BBB warning: Avoid these holiday scams


Staff report



Santa isn’t the only one keeping track of who is naughty and who is nice! December is officially here, and Better Business Bureau is warning consumers to beware of these common holiday scams:

Look-alike websites: When shopping online, make sure to use only legitimate websites. Watch out for URLs that use the names of well-known brands along with extra words.

Fake shipping notifications: These can have attachments or links to sites that will download malware on your computer to steal your identity and your passwords. Don’t be fooled by a holiday phishing scam.

E-cards: Electronic cards can be great fun, but be careful. Two red flags to watch out for are: the sender’s name is not apparent; you are required to share additional information to get the card.

Letters from Santa: Several trusted companies offer charming and personalized letters from Santa, but scammers mimic them to get personal information from unsuspecting parents. Check with bbb.org to find out which ones are legitimate.

Grandparents scam: Seniors should be cautious if they get a call from a grandchild claiming to be in an accident, arrested or hospitalized while traveling in another country. Never send money unless you confirm with another family member that it’s true.

Phony charities: Everyone is in a generous mood at the holidays, so scammers take advantage of that with fake charity solicitations in email, on social media sites, and even by text. Check out charities at give.org before donating.

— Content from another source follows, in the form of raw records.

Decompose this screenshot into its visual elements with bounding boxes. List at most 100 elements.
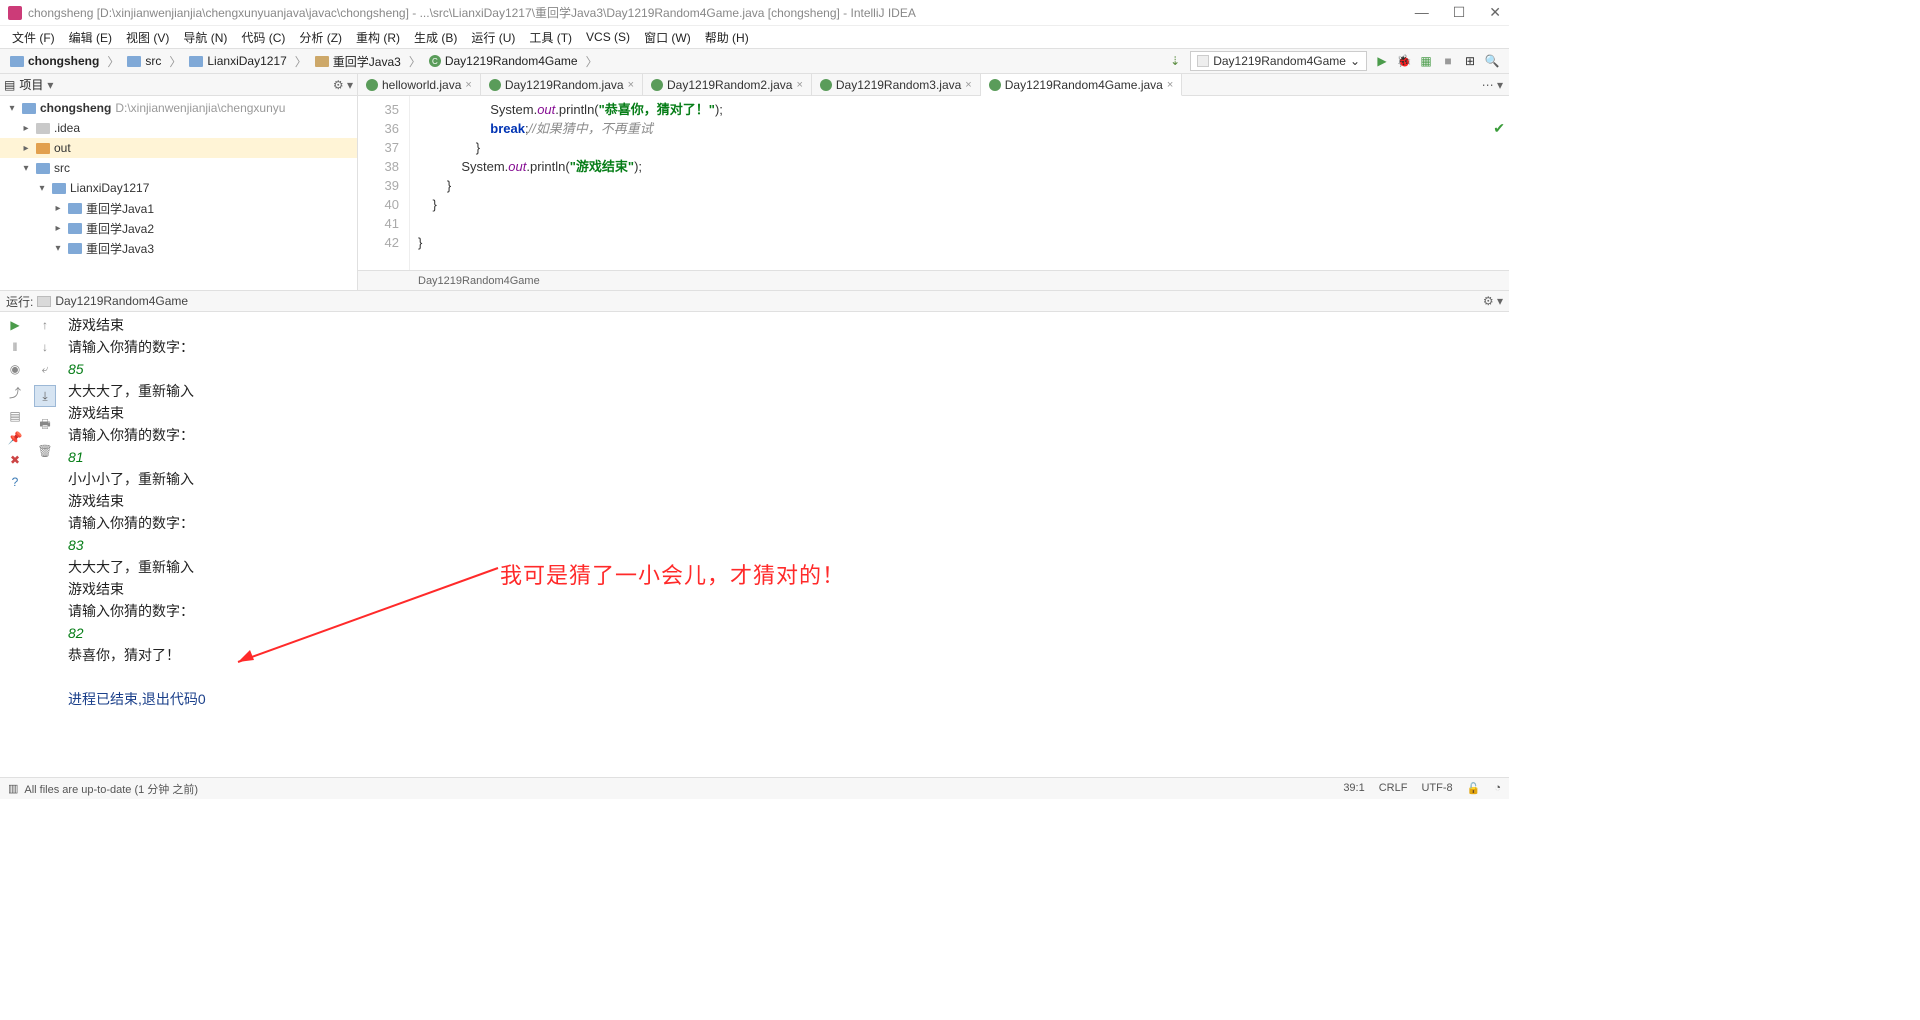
tree-row[interactable]: ▸重回学Java2: [0, 218, 357, 238]
editor-tab[interactable]: helloworld.java×: [358, 74, 481, 95]
tab-close-icon[interactable]: ×: [628, 79, 634, 91]
tree-row[interactable]: ▾重回学Java3: [0, 238, 357, 258]
gear-icon[interactable]: ⚙ ▾: [333, 78, 353, 92]
build-icon[interactable]: ⇣: [1168, 54, 1182, 68]
menu-bar: 文件 (F) 编辑 (E) 视图 (V) 导航 (N) 代码 (C) 分析 (Z…: [0, 26, 1509, 48]
status-message: All files are up-to-date (1 分钟 之前): [24, 781, 198, 797]
lock-icon[interactable]: 🔓: [1467, 782, 1481, 795]
breadcrumb: chongsheng〉 src〉 LianxiDay1217〉 重回学Java3…: [4, 50, 600, 72]
menu-code[interactable]: 代码 (C): [235, 27, 291, 48]
navigation-bar: chongsheng〉 src〉 LianxiDay1217〉 重回学Java3…: [0, 48, 1509, 74]
rerun-icon[interactable]: ▶: [10, 318, 19, 332]
run-config-label: Day1219Random4Game: [1213, 54, 1346, 68]
code-content[interactable]: System.out.println("恭喜你，猜对了！"); break;//…: [410, 96, 1509, 270]
coverage-icon[interactable]: ▦: [1419, 54, 1433, 68]
menu-tools[interactable]: 工具 (T): [523, 27, 578, 48]
memory-indicator[interactable]: ◔: [1494, 782, 1501, 795]
editor-breadcrumb[interactable]: Day1219Random4Game: [358, 270, 1509, 290]
close-icon[interactable]: ✕: [1489, 4, 1501, 21]
code-editor[interactable]: ✔ 3536373839404142 System.out.println("恭…: [358, 96, 1509, 270]
bc-src[interactable]: src: [121, 50, 167, 72]
tab-close-icon[interactable]: ×: [796, 79, 802, 91]
help-icon[interactable]: ?: [12, 475, 19, 489]
chevron-down-icon[interactable]: ▾: [47, 78, 53, 92]
tab-close-icon[interactable]: ×: [465, 79, 471, 91]
down-icon[interactable]: ↓: [42, 340, 48, 354]
bc-class[interactable]: CDay1219Random4Game: [423, 50, 584, 72]
run-icon[interactable]: ▶: [1375, 54, 1389, 68]
menu-file[interactable]: 文件 (F): [6, 27, 61, 48]
tree-row[interactable]: ▸重回学Java1: [0, 198, 357, 218]
minimize-icon[interactable]: —: [1415, 4, 1429, 21]
tree-row[interactable]: ▸out: [0, 138, 357, 158]
maximize-icon[interactable]: ☐: [1453, 4, 1466, 21]
menu-run[interactable]: 运行 (U): [465, 27, 521, 48]
project-label: 项目: [19, 76, 43, 93]
run-toolbar-right: ↑ ↓ ⤶ ⤓ 🖶 🗑: [30, 312, 60, 764]
trash-icon[interactable]: 🗑: [37, 444, 52, 458]
tree-row[interactable]: ▾src: [0, 158, 357, 178]
editor-tabs: helloworld.java×Day1219Random.java×Day12…: [358, 74, 1509, 96]
tree-row[interactable]: ▸.idea: [0, 118, 357, 138]
menu-edit[interactable]: 编辑 (E): [63, 27, 118, 48]
project-icon: ▤: [4, 78, 15, 92]
title-bar: chongsheng [D:\xinjianwenjianjia\chengxu…: [0, 0, 1509, 26]
window-title: chongsheng [D:\xinjianwenjianjia\chengxu…: [28, 4, 916, 21]
editor-tab[interactable]: Day1219Random4Game.java×: [981, 74, 1183, 96]
tab-close-icon[interactable]: ×: [965, 79, 971, 91]
run-config-combo[interactable]: Day1219Random4Game ⌄: [1190, 51, 1367, 71]
camera-icon[interactable]: ◉: [10, 362, 20, 376]
run-toolwindow-header[interactable]: 运行: Day1219Random4Game ⚙ ▾: [0, 290, 1509, 312]
chevron-down-icon: ⌄: [1350, 54, 1360, 68]
menu-refactor[interactable]: 重构 (R): [350, 27, 406, 48]
layout-icon[interactable]: ▤: [9, 409, 20, 423]
pin-icon[interactable]: 📌: [8, 431, 23, 445]
tree-row[interactable]: ▾LianxiDay1217: [0, 178, 357, 198]
inspection-ok-icon: ✔: [1493, 120, 1505, 137]
caret-position[interactable]: 39:1: [1343, 782, 1364, 795]
line-separator[interactable]: CRLF: [1379, 782, 1408, 795]
wrap-icon[interactable]: ⤶: [42, 362, 49, 377]
tabs-more-icon[interactable]: ⋯ ▾: [1476, 74, 1509, 95]
run-name: Day1219Random4Game: [55, 294, 188, 308]
project-toolwindow-header[interactable]: ▤ 项目 ▾ ⚙ ▾: [0, 74, 357, 96]
editor-tab[interactable]: Day1219Random2.java×: [643, 74, 812, 95]
debug-icon[interactable]: 🐞: [1397, 54, 1411, 68]
editor-area: helloworld.java×Day1219Random.java×Day12…: [358, 74, 1509, 290]
run-label: 运行:: [6, 293, 33, 310]
gutter: 3536373839404142: [358, 96, 410, 270]
console-output[interactable]: 游戏结束请输入你猜的数字：85大大大了，重新输入游戏结束请输入你猜的数字：81小…: [60, 312, 1509, 764]
exit-icon[interactable]: ⤴: [9, 384, 21, 401]
close-tab-icon[interactable]: ✖: [10, 453, 20, 467]
gear-icon[interactable]: ⚙ ▾: [1483, 294, 1503, 308]
pause-icon[interactable]: ‖: [13, 340, 18, 354]
menu-build[interactable]: 生成 (B): [408, 27, 463, 48]
search-icon[interactable]: 🔍: [1485, 54, 1499, 68]
tree-row[interactable]: ▾chongshengD:\xinjianwenjianjia\chengxun…: [0, 98, 357, 118]
run-config-icon: [37, 296, 51, 307]
print-icon[interactable]: 🖶: [39, 415, 50, 436]
menu-view[interactable]: 视图 (V): [120, 27, 175, 48]
status-bar: ▥ All files are up-to-date (1 分钟 之前) 39:…: [0, 777, 1509, 799]
bc-project[interactable]: chongsheng: [4, 50, 105, 72]
stop-icon[interactable]: ■: [1441, 54, 1455, 68]
menu-nav[interactable]: 导航 (N): [177, 27, 233, 48]
up-icon[interactable]: ↑: [42, 318, 48, 332]
encoding[interactable]: UTF-8: [1421, 782, 1452, 795]
structure-icon[interactable]: ⊞: [1463, 54, 1477, 68]
annotation-arrow: [228, 562, 508, 672]
run-toolwindow: ▶ ‖ ◉ ⤴ ▤ 📌 ✖ ? ↑ ↓ ⤶ ⤓ 🖶 🗑 游戏结束请输入你猜的数字…: [0, 312, 1509, 764]
project-sidebar: ▤ 项目 ▾ ⚙ ▾ ▾chongshengD:\xinjianwenjianj…: [0, 74, 358, 290]
bc-pkg1[interactable]: LianxiDay1217: [183, 50, 292, 72]
editor-tab[interactable]: Day1219Random3.java×: [812, 74, 981, 95]
status-sync-icon[interactable]: ▥: [8, 782, 18, 795]
scroll-to-end-icon[interactable]: ⤓: [34, 385, 56, 407]
project-tree[interactable]: ▾chongshengD:\xinjianwenjianjia\chengxun…: [0, 96, 357, 260]
menu-help[interactable]: 帮助 (H): [699, 27, 755, 48]
menu-window[interactable]: 窗口 (W): [638, 27, 697, 48]
editor-tab[interactable]: Day1219Random.java×: [481, 74, 643, 95]
tab-close-icon[interactable]: ×: [1167, 79, 1173, 91]
menu-vcs[interactable]: VCS (S): [580, 28, 636, 46]
menu-analyze[interactable]: 分析 (Z): [293, 27, 348, 48]
bc-pkg2[interactable]: 重回学Java3: [309, 50, 407, 72]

Temporary holiday jobs: Retailers and delivery services need extra help at the holidays, but beware of solicitations that require you to share personal information online or pay for a job lead. Apply in person or go to retailers’ main websites to find out who is hiring.

Unusual forms of payment: Be wary of anyone who asks you to pay for holiday purchases using prepaid debit cards, gift cards, wire transfers, third parties, etc. These payments cannot be traced and cannot be undone. Use a credit card on a secure website; look for https in the address (the extra “s” is for “secure”) and the lock symbol.

Free gift cards: Pop-up ads or email offering free gift cards are often just a ploy to get your personal information that can later be used for identity theft.

Social media gift exchange: It sounds like a great deal; buy one gift and get 36 in return. But it’s just a variation on a pyramid scheme and it’s illegal.